Taiwan Supreme Court broadens principle of exhaustion for trademarks

On 16 January 2020 Taiwan’s Supreme Court reversed and remanded a trademark case back to the IP Court, finding that the distribution of parallel imported goods acknowledged by a foreign trademark owner was covered under the principle of exhaustion even where the authorised Taiwan trademark owner opposed this (Civil Judgment 108 Tai-Shang-Tzu No 397).

The case concerned cosmetic products supplied by the US company Philip B, which authorised the Taiwan company Ohwin to file an application to register the PHILIP B mark and to be named as the trademark owner in Taiwan and gave Ohwin the exclusive right to distribute PHILIP B-branded products there.

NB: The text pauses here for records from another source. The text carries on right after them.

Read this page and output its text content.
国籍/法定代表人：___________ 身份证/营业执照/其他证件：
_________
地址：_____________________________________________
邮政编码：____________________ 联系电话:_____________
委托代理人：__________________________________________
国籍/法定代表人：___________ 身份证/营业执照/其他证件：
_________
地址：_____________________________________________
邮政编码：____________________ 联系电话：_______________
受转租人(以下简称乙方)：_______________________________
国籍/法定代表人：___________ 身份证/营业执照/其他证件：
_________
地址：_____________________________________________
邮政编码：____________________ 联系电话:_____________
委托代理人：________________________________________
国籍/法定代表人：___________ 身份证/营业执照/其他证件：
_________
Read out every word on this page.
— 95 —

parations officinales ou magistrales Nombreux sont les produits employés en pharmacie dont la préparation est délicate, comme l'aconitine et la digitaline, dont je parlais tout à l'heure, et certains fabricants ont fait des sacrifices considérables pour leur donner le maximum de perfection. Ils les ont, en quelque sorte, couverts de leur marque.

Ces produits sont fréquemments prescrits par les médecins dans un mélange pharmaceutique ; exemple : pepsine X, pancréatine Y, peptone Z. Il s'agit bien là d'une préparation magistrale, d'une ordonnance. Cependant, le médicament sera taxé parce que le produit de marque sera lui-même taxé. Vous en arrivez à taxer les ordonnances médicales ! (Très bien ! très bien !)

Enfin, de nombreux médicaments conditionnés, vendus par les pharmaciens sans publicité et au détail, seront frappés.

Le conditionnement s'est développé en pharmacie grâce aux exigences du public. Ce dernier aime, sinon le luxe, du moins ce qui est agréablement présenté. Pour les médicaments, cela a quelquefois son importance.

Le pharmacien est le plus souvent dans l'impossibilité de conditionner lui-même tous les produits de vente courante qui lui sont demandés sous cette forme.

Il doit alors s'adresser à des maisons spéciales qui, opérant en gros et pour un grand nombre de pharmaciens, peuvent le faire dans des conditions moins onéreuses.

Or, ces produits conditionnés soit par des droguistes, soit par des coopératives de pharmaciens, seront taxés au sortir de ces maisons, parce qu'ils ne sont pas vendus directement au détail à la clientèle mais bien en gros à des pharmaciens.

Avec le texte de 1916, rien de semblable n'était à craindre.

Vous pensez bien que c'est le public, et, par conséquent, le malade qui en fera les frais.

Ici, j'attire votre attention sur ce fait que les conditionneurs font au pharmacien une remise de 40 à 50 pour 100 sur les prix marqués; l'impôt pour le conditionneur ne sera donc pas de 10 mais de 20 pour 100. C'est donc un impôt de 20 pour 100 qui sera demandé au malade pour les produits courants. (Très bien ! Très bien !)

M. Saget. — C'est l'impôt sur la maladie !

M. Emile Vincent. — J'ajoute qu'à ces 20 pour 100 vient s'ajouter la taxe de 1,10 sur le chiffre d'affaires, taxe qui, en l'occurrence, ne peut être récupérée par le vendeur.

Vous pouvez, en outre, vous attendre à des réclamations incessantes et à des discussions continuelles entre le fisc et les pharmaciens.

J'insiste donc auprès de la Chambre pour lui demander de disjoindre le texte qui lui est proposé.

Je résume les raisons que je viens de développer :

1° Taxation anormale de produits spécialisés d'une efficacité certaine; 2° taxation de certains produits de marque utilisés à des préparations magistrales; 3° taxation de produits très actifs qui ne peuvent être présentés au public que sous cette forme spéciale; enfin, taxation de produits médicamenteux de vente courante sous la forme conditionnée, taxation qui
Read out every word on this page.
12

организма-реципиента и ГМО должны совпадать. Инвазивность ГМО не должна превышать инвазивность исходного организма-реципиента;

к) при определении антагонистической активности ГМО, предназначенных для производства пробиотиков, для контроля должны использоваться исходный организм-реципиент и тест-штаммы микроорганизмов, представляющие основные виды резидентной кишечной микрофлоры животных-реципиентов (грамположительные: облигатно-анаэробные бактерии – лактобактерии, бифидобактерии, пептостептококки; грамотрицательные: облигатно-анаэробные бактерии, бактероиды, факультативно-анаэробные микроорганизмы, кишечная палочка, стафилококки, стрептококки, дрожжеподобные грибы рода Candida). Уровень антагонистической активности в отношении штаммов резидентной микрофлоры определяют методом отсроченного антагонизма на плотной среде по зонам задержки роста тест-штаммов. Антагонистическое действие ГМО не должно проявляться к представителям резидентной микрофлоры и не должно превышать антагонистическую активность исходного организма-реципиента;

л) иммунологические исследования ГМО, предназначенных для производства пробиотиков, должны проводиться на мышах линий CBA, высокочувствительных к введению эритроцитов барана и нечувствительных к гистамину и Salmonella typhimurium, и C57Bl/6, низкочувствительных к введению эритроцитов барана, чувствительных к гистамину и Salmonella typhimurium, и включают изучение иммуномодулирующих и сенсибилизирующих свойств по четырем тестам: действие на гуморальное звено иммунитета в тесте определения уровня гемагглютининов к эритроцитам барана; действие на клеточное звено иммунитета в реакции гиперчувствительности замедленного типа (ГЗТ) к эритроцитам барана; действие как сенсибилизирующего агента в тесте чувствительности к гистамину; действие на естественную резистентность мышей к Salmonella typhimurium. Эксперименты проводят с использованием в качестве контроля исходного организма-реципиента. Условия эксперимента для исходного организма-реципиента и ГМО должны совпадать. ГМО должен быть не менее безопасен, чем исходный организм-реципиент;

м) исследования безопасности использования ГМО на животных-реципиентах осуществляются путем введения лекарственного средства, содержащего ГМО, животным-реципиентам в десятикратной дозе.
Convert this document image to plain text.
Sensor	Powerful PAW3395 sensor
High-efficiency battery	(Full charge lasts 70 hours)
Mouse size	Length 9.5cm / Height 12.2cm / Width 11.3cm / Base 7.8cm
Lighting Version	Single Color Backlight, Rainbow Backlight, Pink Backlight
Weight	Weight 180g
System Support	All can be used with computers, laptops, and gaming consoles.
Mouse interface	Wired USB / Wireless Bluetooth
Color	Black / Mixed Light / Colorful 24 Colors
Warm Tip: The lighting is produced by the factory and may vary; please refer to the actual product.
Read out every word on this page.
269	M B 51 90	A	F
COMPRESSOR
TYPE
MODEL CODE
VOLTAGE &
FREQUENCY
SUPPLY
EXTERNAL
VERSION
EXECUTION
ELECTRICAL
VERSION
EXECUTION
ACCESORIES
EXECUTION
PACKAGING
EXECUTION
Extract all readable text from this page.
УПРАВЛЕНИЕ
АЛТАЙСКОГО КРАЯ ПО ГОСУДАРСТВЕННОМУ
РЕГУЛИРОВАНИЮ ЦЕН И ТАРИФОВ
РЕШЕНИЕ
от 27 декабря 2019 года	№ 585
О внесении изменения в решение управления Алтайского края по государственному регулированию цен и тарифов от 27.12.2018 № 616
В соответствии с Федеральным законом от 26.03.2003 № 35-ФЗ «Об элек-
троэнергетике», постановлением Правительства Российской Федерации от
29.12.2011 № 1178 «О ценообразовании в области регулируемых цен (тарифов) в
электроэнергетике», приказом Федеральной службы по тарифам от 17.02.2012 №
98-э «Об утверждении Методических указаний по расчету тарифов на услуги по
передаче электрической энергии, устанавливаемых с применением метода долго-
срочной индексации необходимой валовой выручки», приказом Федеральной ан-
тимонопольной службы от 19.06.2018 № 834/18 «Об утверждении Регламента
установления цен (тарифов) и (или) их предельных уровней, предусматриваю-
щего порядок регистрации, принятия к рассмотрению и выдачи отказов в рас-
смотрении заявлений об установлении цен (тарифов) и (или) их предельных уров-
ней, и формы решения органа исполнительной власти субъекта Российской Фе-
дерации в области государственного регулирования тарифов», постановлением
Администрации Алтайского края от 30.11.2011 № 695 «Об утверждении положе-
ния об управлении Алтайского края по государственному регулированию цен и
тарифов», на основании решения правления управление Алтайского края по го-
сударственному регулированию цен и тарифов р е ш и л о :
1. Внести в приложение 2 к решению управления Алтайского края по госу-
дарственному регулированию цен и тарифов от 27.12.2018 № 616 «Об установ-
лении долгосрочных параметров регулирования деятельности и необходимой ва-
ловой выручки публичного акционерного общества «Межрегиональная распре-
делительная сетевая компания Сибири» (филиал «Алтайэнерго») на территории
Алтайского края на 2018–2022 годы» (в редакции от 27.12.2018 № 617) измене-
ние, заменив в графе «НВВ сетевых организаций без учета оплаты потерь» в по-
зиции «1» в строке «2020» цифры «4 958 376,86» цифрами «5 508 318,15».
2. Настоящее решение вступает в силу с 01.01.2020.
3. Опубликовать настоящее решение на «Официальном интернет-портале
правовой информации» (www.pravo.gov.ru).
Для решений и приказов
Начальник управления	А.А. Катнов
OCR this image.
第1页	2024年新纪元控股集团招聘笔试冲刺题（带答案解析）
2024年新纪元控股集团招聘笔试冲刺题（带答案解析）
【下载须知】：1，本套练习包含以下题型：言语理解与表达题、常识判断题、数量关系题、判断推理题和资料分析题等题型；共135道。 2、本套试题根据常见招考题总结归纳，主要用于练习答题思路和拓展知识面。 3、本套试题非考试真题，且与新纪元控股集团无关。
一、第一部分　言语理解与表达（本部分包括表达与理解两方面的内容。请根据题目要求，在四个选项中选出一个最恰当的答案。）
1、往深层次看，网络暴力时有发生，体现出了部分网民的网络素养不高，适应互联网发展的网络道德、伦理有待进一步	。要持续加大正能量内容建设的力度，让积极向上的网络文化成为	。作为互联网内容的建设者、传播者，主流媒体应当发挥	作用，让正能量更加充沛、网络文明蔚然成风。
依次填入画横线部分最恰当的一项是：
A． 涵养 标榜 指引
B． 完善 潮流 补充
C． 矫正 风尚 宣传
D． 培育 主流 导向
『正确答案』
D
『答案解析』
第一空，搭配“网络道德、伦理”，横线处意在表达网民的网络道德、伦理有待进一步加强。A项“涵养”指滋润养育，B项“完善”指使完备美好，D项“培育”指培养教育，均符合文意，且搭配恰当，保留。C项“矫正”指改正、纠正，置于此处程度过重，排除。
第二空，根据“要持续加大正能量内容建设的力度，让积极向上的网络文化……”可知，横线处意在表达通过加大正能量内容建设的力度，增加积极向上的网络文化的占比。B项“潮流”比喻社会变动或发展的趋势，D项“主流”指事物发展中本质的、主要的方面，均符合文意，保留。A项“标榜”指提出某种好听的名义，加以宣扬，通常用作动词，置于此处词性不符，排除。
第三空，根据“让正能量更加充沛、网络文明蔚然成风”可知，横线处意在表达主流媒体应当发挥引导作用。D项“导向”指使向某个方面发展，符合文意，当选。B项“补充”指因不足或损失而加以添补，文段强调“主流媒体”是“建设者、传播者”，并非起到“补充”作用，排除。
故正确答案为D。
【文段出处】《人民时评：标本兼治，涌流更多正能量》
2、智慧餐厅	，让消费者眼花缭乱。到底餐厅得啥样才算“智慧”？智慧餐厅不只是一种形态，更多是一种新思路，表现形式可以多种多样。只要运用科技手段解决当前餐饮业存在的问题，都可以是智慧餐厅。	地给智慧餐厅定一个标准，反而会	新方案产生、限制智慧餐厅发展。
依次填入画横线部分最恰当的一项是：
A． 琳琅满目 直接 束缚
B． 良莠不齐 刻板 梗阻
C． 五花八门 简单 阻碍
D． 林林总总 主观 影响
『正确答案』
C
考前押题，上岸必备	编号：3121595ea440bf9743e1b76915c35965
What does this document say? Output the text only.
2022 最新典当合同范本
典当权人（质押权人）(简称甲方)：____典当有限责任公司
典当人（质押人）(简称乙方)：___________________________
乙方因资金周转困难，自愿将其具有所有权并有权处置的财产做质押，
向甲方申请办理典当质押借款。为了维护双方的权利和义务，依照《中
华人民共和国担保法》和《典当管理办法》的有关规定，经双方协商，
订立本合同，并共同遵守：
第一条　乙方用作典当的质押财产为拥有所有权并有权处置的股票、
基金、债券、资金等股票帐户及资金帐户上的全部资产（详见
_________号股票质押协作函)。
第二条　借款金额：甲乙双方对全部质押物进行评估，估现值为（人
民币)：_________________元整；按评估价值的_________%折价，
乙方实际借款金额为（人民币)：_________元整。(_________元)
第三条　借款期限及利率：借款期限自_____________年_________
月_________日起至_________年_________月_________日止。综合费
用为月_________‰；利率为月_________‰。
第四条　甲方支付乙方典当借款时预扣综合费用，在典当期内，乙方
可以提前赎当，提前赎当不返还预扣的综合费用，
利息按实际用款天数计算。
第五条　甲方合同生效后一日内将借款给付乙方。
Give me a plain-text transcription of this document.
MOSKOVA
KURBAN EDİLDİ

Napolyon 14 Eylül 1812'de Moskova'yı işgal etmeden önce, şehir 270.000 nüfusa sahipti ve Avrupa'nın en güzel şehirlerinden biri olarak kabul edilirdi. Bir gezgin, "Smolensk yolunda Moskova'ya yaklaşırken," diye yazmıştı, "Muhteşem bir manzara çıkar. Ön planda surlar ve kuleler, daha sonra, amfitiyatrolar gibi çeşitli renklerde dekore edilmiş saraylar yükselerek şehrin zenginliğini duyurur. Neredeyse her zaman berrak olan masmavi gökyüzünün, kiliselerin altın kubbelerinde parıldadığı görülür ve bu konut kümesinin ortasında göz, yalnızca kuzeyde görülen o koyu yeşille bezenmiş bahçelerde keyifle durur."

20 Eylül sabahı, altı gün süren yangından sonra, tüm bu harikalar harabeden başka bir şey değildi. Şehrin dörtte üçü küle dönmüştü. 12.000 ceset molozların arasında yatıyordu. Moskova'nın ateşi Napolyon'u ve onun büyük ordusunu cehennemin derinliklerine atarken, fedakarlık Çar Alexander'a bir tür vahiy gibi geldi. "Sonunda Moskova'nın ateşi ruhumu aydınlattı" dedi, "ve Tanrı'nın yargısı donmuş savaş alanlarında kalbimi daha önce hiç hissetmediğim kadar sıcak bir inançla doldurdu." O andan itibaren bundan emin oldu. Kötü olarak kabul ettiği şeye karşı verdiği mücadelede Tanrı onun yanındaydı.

Subsequently, another Taiwanese company – Jeela’s – purchased products from Philip B’s official website for resale and used the PHILIP B mark to promote the goods on its website, Facebook platform and on PChome.

Ohwin claimed trademark infringement and demanded that Jeela’s withdraw this mark from these webpages; Jeela’s responded that PHILIP B had exhausted its trademark rights when it first sold these products to the company.

With regard to the principle of exhaustion, Article 36(ii) of the Trademark Act stipulates that:

“where goods have been placed for sale in the domestic or a foreign market under a registered trademark by the proprietor or with the proprietor’s consent, the proprietor is not entitled to assert trademark rights with respect to such goods, unless such assertion is made for the purpose of preventing the condition of the goods from being changed or impaired after they have been put on the market or there exist other legitimate reasons.”

Among other things, the meaning of the phrase “a registered trademark by the proprietor or with the proprietor’s consent” has been clarified in several existing cases as referring to “a registered domestic trademark owner or its authorized agent”. Its purpose is to resolve conflicts between parallel imports and the principle of exhaustion as a domestic registered trademark owner has a stronger legitimate interest in trademark protection than a parallel importer. Simply put, once a trademark is registered in Taiwan, in accordance with the existing cases, parallel imports constitute trademark infringement if the importer fails to obtain a licence or approval from the domestic trademark owner to use the mark.

However, the Supreme Court overruled the existing cases in January 2020, indicating that:

“…after deep diving into its origin, the concept of international exhaustion refers to goods that the trademark owner consents to be distributed on the market, whether the first distribution takes place in the domestic or a foreign market, loses its right to claim trademark protection. The law has explicitly acknowledged the legitimacy of parallel importation. Where a trademark owner uses or authorizes a third party to register a trademark in multiple countries and each trademark constitutes a separate protected subject, given that these trademarks all look the same, and the exclusive right derives from the same person in essence, the authorized third party should exhaust his rights [against the parallel importer] if there is any licensing or similar relationship between him and the original trademark owner.”

Allegedly, the Supreme Court rejected the previous opinion and broadened the principle of exhaustion by recognising that there are sufficient interest in the practice of parallel imports that go against this principle.

The case is now pending before the high court. For a company that would like to introduce another party’s brand into Taiwan by registering a trademark for the brand and launching its business in Taiwan, prudent due diligence and commercial agreements are crucial. If a company wishes to make parallel imports into Taiwan, the principle of exhaustion cannot be relied on. An analysis of the case and the business plan is of utmost importance before investing.